Conservation of Energy Problem - How far does each can slide?

The paint cans glide without acceleration so

`mu m g cos(alpha)=m g sin(alpha)`

where

`m` can mass
`g` gravity acceleration
`mu` kinetic friction coefficient
`alpha` ramp angle

from this relationship we get

`mu = tan(alpha) = 0.445229`

When in the horizontal table the movement has initial velocity `v_0`
so the can carries a kinetic energy of

`1/2mv_0^2` which is lost against the friction losses

`1/2mv_0^2 = mu m g d` where `d` is the glided distance over the table until repose.

so

`d = 1/2 v_0^2/(mu g) = 12.9821/g`

The paint cans slide down with constant speed. This means there is no acceleration and upwards force due to friction is equal and opposite to the `sin theta` component of gravitational force.
![wikimedia.org]()
If `mu` is the coefficient of kinetic friction and other quantities as shown in the figure
`f=mu N=mu m g costheta`

`=>mu m g costheta=m g sintheta`
We obtain
`mu = tan 24^@ = 0.44523`, rounded to five decimal places

While moving on the horizontal table the can has initial velocity `u`. The KE due to this speed is lost in doing work against the force of friction.

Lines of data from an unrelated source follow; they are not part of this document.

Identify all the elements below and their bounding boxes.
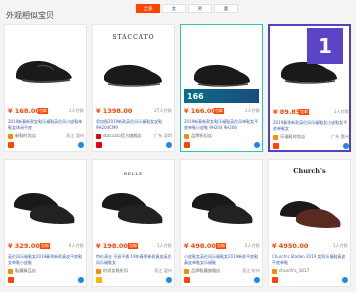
- product-title-link[interactable]: 思加图2019新款英伦风乐福鞋女皮鞋9H204CM9: [96, 119, 172, 131]
- free-shipping-badge: 包邮: [216, 243, 226, 249]
- shop-icon: [96, 269, 101, 274]
- shop-name[interactable]: 乐福鞋时尚店: [280, 134, 305, 140]
- tmall-icon: [184, 277, 190, 283]
- shop-name[interactable]: staccato官方旗舰店: [103, 133, 142, 139]
- shop-name[interactable]: 品牌鞋履旗舰店: [191, 268, 220, 274]
- promo-price: 166: [187, 92, 204, 101]
- product-image[interactable]: STACCATO: [96, 28, 171, 103]
- shop-name[interactable]: church's_1017: [279, 268, 309, 273]
- chat-icon[interactable]: [343, 143, 349, 149]
- sales-count: 1人付款: [333, 109, 349, 114]
- promo-banner: 166: [184, 89, 259, 103]
- tmall-icon: [184, 142, 190, 148]
- location: 广东 惠州: [330, 134, 349, 139]
- price: ¥ 4950.00: [272, 242, 309, 250]
- loafer-shoe-image: [16, 60, 72, 83]
- location: 浙江 杭州: [241, 268, 260, 273]
- loafer-shoe-image: [280, 201, 341, 228]
- price: ¥ 498.00: [184, 242, 216, 250]
- tmall-icon: [8, 142, 14, 148]
- product-card[interactable]: ¥ 498.00 包邮 5人付款 小皮鞋女英伦风乐福鞋女2019新款平底鞋真皮单…: [180, 159, 263, 287]
- crown-icon: [96, 277, 102, 283]
- loafer-shoe-image: [14, 193, 75, 224]
- price: ¥ 329.00: [8, 242, 40, 250]
- price: ¥ 89.85: [273, 108, 301, 116]
- product-image[interactable]: [8, 28, 83, 103]
- product-image[interactable]: 166: [184, 28, 259, 103]
- product-title-link[interactable]: 2019新春新款女鞋乐福鞋英伦风单鞋女平底单鞋小皮鞋 9H204 9H206: [184, 119, 260, 131]
- shop-icon: [8, 269, 13, 274]
- tab-kids[interactable]: 童: [214, 4, 238, 13]
- shop-name[interactable]: 时尚女鞋折扣: [103, 268, 128, 274]
- chat-icon[interactable]: [254, 142, 260, 148]
- tmall-icon: [273, 143, 279, 149]
- chat-icon[interactable]: [166, 142, 172, 148]
- product-title-link[interactable]: 小皮鞋女英伦风乐福鞋女2019新款平底鞋真皮单鞋女乐福鞋: [184, 254, 260, 266]
- product-title-link[interactable]: 英伦风乐福鞋女2019春季新款真皮平底鞋女单鞋小皮鞋: [8, 254, 84, 266]
- tab-women[interactable]: 女: [162, 4, 186, 13]
- product-card[interactable]: STACCATO ¥ 1398.00 27人付款 思加图2019新款英伦风乐福鞋…: [92, 24, 175, 152]
- shop-name[interactable]: 品牌折扣店: [191, 133, 212, 139]
- free-shipping-badge: 包邮: [214, 108, 224, 114]
- free-shipping-badge: 包邮: [40, 243, 50, 249]
- sales-count: 1人付款: [332, 243, 348, 248]
- product-title-link[interactable]: 2019新春新款女鞋乐福鞋英伦风小皮鞋单鞋女休闲平底: [8, 119, 84, 131]
- tab-all[interactable]: 全部: [136, 4, 160, 13]
- shop-name[interactable]: 新鞋时尚店: [15, 133, 36, 139]
- loafer-shoe-image: [104, 64, 162, 87]
- shop-icon: [273, 135, 278, 140]
- product-card[interactable]: 166 ¥ 166.00 包邮 1人付款 2019新春新款女鞋乐福鞋英伦风单鞋女…: [180, 24, 263, 152]
- location: 广东 深圳: [153, 133, 172, 138]
- free-shipping-badge: 包邮: [38, 108, 48, 114]
- chat-icon[interactable]: [342, 277, 348, 283]
- loafer-shoe-image: [102, 193, 163, 224]
- free-shipping-badge: 包邮: [128, 243, 138, 249]
- location: 浙江 温州: [65, 133, 84, 138]
- header: 外观相似宝贝 全部 女 男 童: [0, 0, 356, 26]
- product-title-link[interactable]: Church's Staden 2019 女款乐福鞋真皮平底单鞋: [272, 254, 348, 266]
- shop-icon: [184, 269, 189, 274]
- shop-icon: [272, 269, 277, 274]
- product-card[interactable]: ¥ 329.00 包邮 6人付款 英伦风乐福鞋女2019春季新款真皮平底鞋女单鞋…: [4, 159, 87, 287]
- shop-name[interactable]: 鞋履精品店: [15, 268, 36, 274]
- price: ¥ 168.00: [8, 107, 40, 115]
- price: ¥ 198.00: [96, 242, 128, 250]
- sales-count: 6人付款: [68, 243, 84, 248]
- sales-count: 5人付款: [244, 243, 260, 248]
- page-title: 外观相似宝贝: [6, 11, 54, 20]
- free-shipping-badge: 包邮: [299, 109, 309, 115]
- tab-men[interactable]: 男: [188, 4, 212, 13]
- location: 浙江 温州: [153, 268, 172, 273]
- sales-count: 1人付款: [68, 108, 84, 113]
- loafer-shoe-image: [192, 193, 253, 224]
- product-image[interactable]: [8, 163, 83, 238]
- price: ¥ 166.00: [184, 107, 216, 115]
- product-card[interactable]: BELLE ¥ 198.00 包邮 1人付款 特价清仓 不退不换 19年春季新款…: [92, 159, 175, 287]
- chat-icon[interactable]: [78, 142, 84, 148]
- tmall-icon: [96, 142, 102, 148]
- product-card[interactable]: Church's ¥ 4950.00 1人付款 Church's Staden …: [268, 159, 351, 287]
- price: ¥ 1398.00: [96, 107, 133, 115]
- chat-icon[interactable]: [166, 277, 172, 283]
- product-image[interactable]: [184, 163, 259, 238]
- product-image[interactable]: BELLE: [96, 163, 171, 238]
- product-card[interactable]: ¥ 168.00 包邮 1人付款 2019新春新款女鞋乐福鞋英伦风小皮鞋单鞋女休…: [4, 24, 87, 152]
- shop-icon: [8, 134, 13, 139]
- tmall-icon: [272, 277, 278, 283]
- shop-icon: [96, 134, 101, 139]
- rank-badge: 1: [307, 28, 343, 64]
- sales-count: 1人付款: [156, 243, 172, 248]
- chat-icon[interactable]: [78, 277, 84, 283]
- tmall-icon: [8, 277, 14, 283]
- product-image[interactable]: Church's: [272, 163, 347, 238]
- product-title-link[interactable]: 2019春季新款英伦风乐福鞋女小皮鞋女平底单鞋女: [273, 120, 349, 132]
- sales-count: 1人付款: [244, 108, 260, 113]
- product-title-link[interactable]: 特价清仓 不退不换 19年春季新款真皮英伦风乐福鞋女: [96, 254, 172, 266]
- gender-tabs: 全部 女 男 童: [136, 4, 240, 13]
- shop-icon: [184, 134, 189, 139]
- chat-icon[interactable]: [254, 277, 260, 283]
- sales-count: 27人付款: [154, 108, 172, 113]
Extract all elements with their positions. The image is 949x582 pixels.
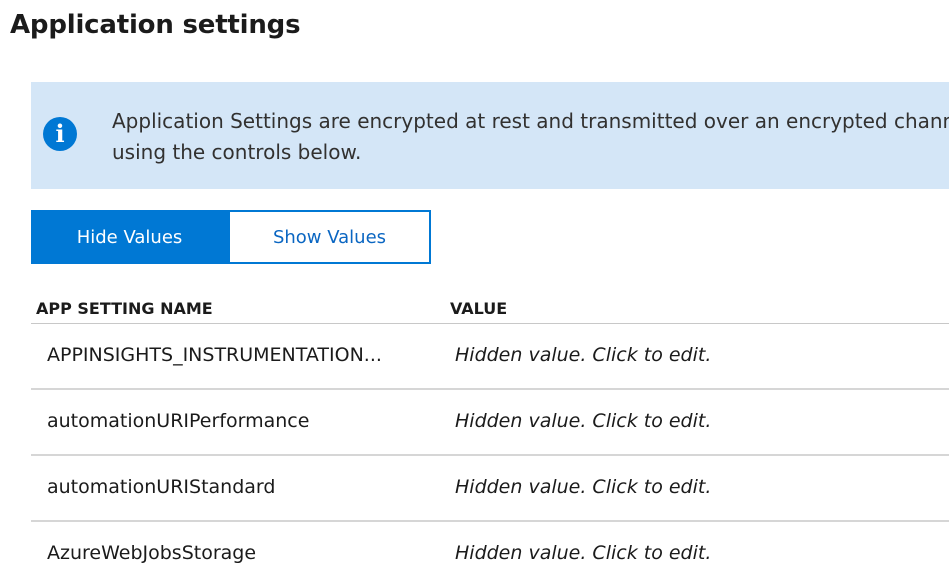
- info-icon: i: [43, 117, 77, 151]
- setting-value[interactable]: Hidden value. Click to edit.: [455, 344, 711, 366]
- setting-value[interactable]: Hidden value. Click to edit.: [455, 542, 711, 564]
- column-header-value: VALUE: [450, 299, 508, 318]
- info-text: Application Settings are encrypted at re…: [112, 106, 949, 168]
- info-text-line2: using the controls below.: [112, 140, 362, 164]
- setting-name: automationURIPerformance: [47, 410, 310, 432]
- show-values-button[interactable]: Show Values: [228, 210, 431, 264]
- setting-name: APPINSIGHTS_INSTRUMENTATION...: [47, 344, 382, 366]
- setting-name: AzureWebJobsStorage: [47, 542, 257, 564]
- page-title: Application settings: [10, 10, 301, 40]
- app-settings-page: Application settings i Application Setti…: [0, 0, 949, 582]
- table-row[interactable]: automationURIStandard Hidden value. Clic…: [31, 456, 949, 522]
- table-header: APP SETTING NAME VALUE: [31, 293, 949, 324]
- info-text-line1: Application Settings are encrypted at re…: [112, 109, 949, 133]
- column-header-name: APP SETTING NAME: [36, 299, 213, 318]
- app-settings-table: APP SETTING NAME VALUE APPINSIGHTS_INSTR…: [31, 293, 949, 582]
- hide-values-button[interactable]: Hide Values: [31, 210, 228, 264]
- table-row[interactable]: APPINSIGHTS_INSTRUMENTATION... Hidden va…: [31, 324, 949, 390]
- values-visibility-toggle: Hide Values Show Values: [31, 210, 431, 264]
- setting-value[interactable]: Hidden value. Click to edit.: [455, 410, 711, 432]
- table-row[interactable]: automationURIPerformance Hidden value. C…: [31, 390, 949, 456]
- info-banner: i Application Settings are encrypted at …: [31, 82, 949, 189]
- table-row[interactable]: AzureWebJobsStorage Hidden value. Click …: [31, 522, 949, 582]
- setting-value[interactable]: Hidden value. Click to edit.: [455, 476, 711, 498]
- setting-name: automationURIStandard: [47, 476, 276, 498]
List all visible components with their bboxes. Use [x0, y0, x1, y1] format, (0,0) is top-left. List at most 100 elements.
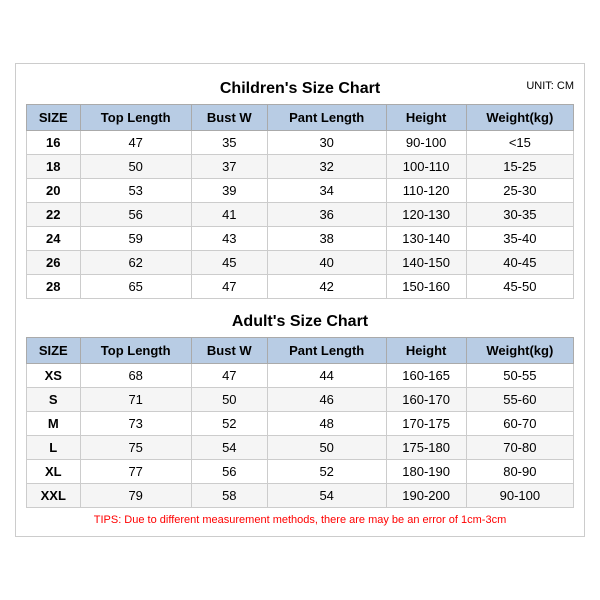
children-cell: 42 [267, 275, 386, 299]
adult-col-header-bust-w: Bust W [191, 338, 267, 364]
adult-table-row: L755450175-18070-80 [27, 436, 574, 460]
adult-cell: L [27, 436, 81, 460]
children-cell: 15-25 [466, 155, 573, 179]
children-cell: <15 [466, 131, 573, 155]
adult-table: SIZE Top Length Bust W Pant Length Heigh… [26, 337, 574, 508]
children-cell: 35 [191, 131, 267, 155]
children-cell: 43 [191, 227, 267, 251]
children-cell: 30 [267, 131, 386, 155]
size-chart-wrapper: Children's Size Chart UNIT: CM SIZE Top … [15, 63, 585, 537]
children-cell: 18 [27, 155, 81, 179]
adult-col-header-pant-length: Pant Length [267, 338, 386, 364]
col-header-pant-length: Pant Length [267, 105, 386, 131]
adult-table-row: M735248170-17560-70 [27, 412, 574, 436]
adult-cell: 52 [267, 460, 386, 484]
adult-cell: 73 [80, 412, 191, 436]
adult-cell: 68 [80, 364, 191, 388]
children-cell: 56 [80, 203, 191, 227]
adult-header-row: SIZE Top Length Bust W Pant Length Heigh… [27, 338, 574, 364]
adult-cell: 77 [80, 460, 191, 484]
children-cell: 59 [80, 227, 191, 251]
children-table-row: 1647353090-100<15 [27, 131, 574, 155]
children-cell: 45 [191, 251, 267, 275]
children-cell: 40 [267, 251, 386, 275]
adult-table-row: S715046160-17055-60 [27, 388, 574, 412]
children-cell: 35-40 [466, 227, 573, 251]
children-cell: 30-35 [466, 203, 573, 227]
adult-table-row: XS684744160-16550-55 [27, 364, 574, 388]
children-header-row: SIZE Top Length Bust W Pant Length Heigh… [27, 105, 574, 131]
children-cell: 150-160 [386, 275, 466, 299]
children-cell: 100-110 [386, 155, 466, 179]
children-cell: 39 [191, 179, 267, 203]
children-cell: 28 [27, 275, 81, 299]
children-cell: 32 [267, 155, 386, 179]
adult-cell: 80-90 [466, 460, 573, 484]
adult-cell: 54 [191, 436, 267, 460]
col-header-size: SIZE [27, 105, 81, 131]
adult-cell: 180-190 [386, 460, 466, 484]
children-table-row: 28654742150-16045-50 [27, 275, 574, 299]
children-title: Children's Size Chart UNIT: CM [26, 74, 574, 100]
adult-table-row: XL775652180-19080-90 [27, 460, 574, 484]
children-cell: 140-150 [386, 251, 466, 275]
col-header-top-length: Top Length [80, 105, 191, 131]
children-table-row: 26624540140-15040-45 [27, 251, 574, 275]
children-table-row: 20533934110-12025-30 [27, 179, 574, 203]
children-table-row: 18503732100-11015-25 [27, 155, 574, 179]
adult-cell: XXL [27, 484, 81, 508]
children-cell: 22 [27, 203, 81, 227]
adult-cell: 55-60 [466, 388, 573, 412]
children-cell: 34 [267, 179, 386, 203]
adult-title-text: Adult's Size Chart [232, 313, 368, 330]
adult-cell: 160-165 [386, 364, 466, 388]
children-cell: 90-100 [386, 131, 466, 155]
adult-cell: 46 [267, 388, 386, 412]
children-table-row: 22564136120-13030-35 [27, 203, 574, 227]
children-title-text: Children's Size Chart [220, 80, 380, 97]
children-cell: 47 [80, 131, 191, 155]
adult-col-header-size: SIZE [27, 338, 81, 364]
adult-cell: 75 [80, 436, 191, 460]
adult-cell: S [27, 388, 81, 412]
children-cell: 110-120 [386, 179, 466, 203]
children-cell: 65 [80, 275, 191, 299]
children-cell: 36 [267, 203, 386, 227]
children-cell: 62 [80, 251, 191, 275]
adult-cell: 56 [191, 460, 267, 484]
adult-col-header-height: Height [386, 338, 466, 364]
adult-cell: 170-175 [386, 412, 466, 436]
children-cell: 26 [27, 251, 81, 275]
tips-text: TIPS: Due to different measurement metho… [26, 514, 574, 526]
adult-cell: 160-170 [386, 388, 466, 412]
adult-cell: 60-70 [466, 412, 573, 436]
children-cell: 53 [80, 179, 191, 203]
children-cell: 38 [267, 227, 386, 251]
children-cell: 24 [27, 227, 81, 251]
col-header-height: Height [386, 105, 466, 131]
adult-cell: 90-100 [466, 484, 573, 508]
col-header-bust-w: Bust W [191, 105, 267, 131]
children-cell: 45-50 [466, 275, 573, 299]
adult-cell: 47 [191, 364, 267, 388]
adult-cell: 190-200 [386, 484, 466, 508]
children-cell: 41 [191, 203, 267, 227]
adult-title: Adult's Size Chart [26, 307, 574, 333]
adult-cell: 50-55 [466, 364, 573, 388]
adult-cell: 175-180 [386, 436, 466, 460]
children-cell: 16 [27, 131, 81, 155]
adult-cell: 58 [191, 484, 267, 508]
children-cell: 25-30 [466, 179, 573, 203]
children-cell: 20 [27, 179, 81, 203]
children-cell: 47 [191, 275, 267, 299]
adult-cell: 79 [80, 484, 191, 508]
adult-cell: XL [27, 460, 81, 484]
adult-cell: 54 [267, 484, 386, 508]
adult-table-row: XXL795854190-20090-100 [27, 484, 574, 508]
children-cell: 120-130 [386, 203, 466, 227]
adult-col-header-weight: Weight(kg) [466, 338, 573, 364]
children-cell: 50 [80, 155, 191, 179]
adult-cell: 52 [191, 412, 267, 436]
col-header-weight: Weight(kg) [466, 105, 573, 131]
adult-cell: 71 [80, 388, 191, 412]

If `s` is the distance moved on the table before coming to rest, work done against the force of friction
`=(mu m g)cdot s`
(material of ramp and table being same, has same coefficient of kinetic friction.)
Equating it with the KE we obtain
`(mu m g)cdot s=1/2m u^2`
`=> s=(1/2m u^2)/(mu m g)`
`=> s= u^2/(2mu g)`
Inserting given, calculated quantities and taking `g=9.81ms^-2` we get
`s= (3.40)^2/(2xx0.44523 xx9.81)`
`=>s=1.32m`, rounded to two decimal places.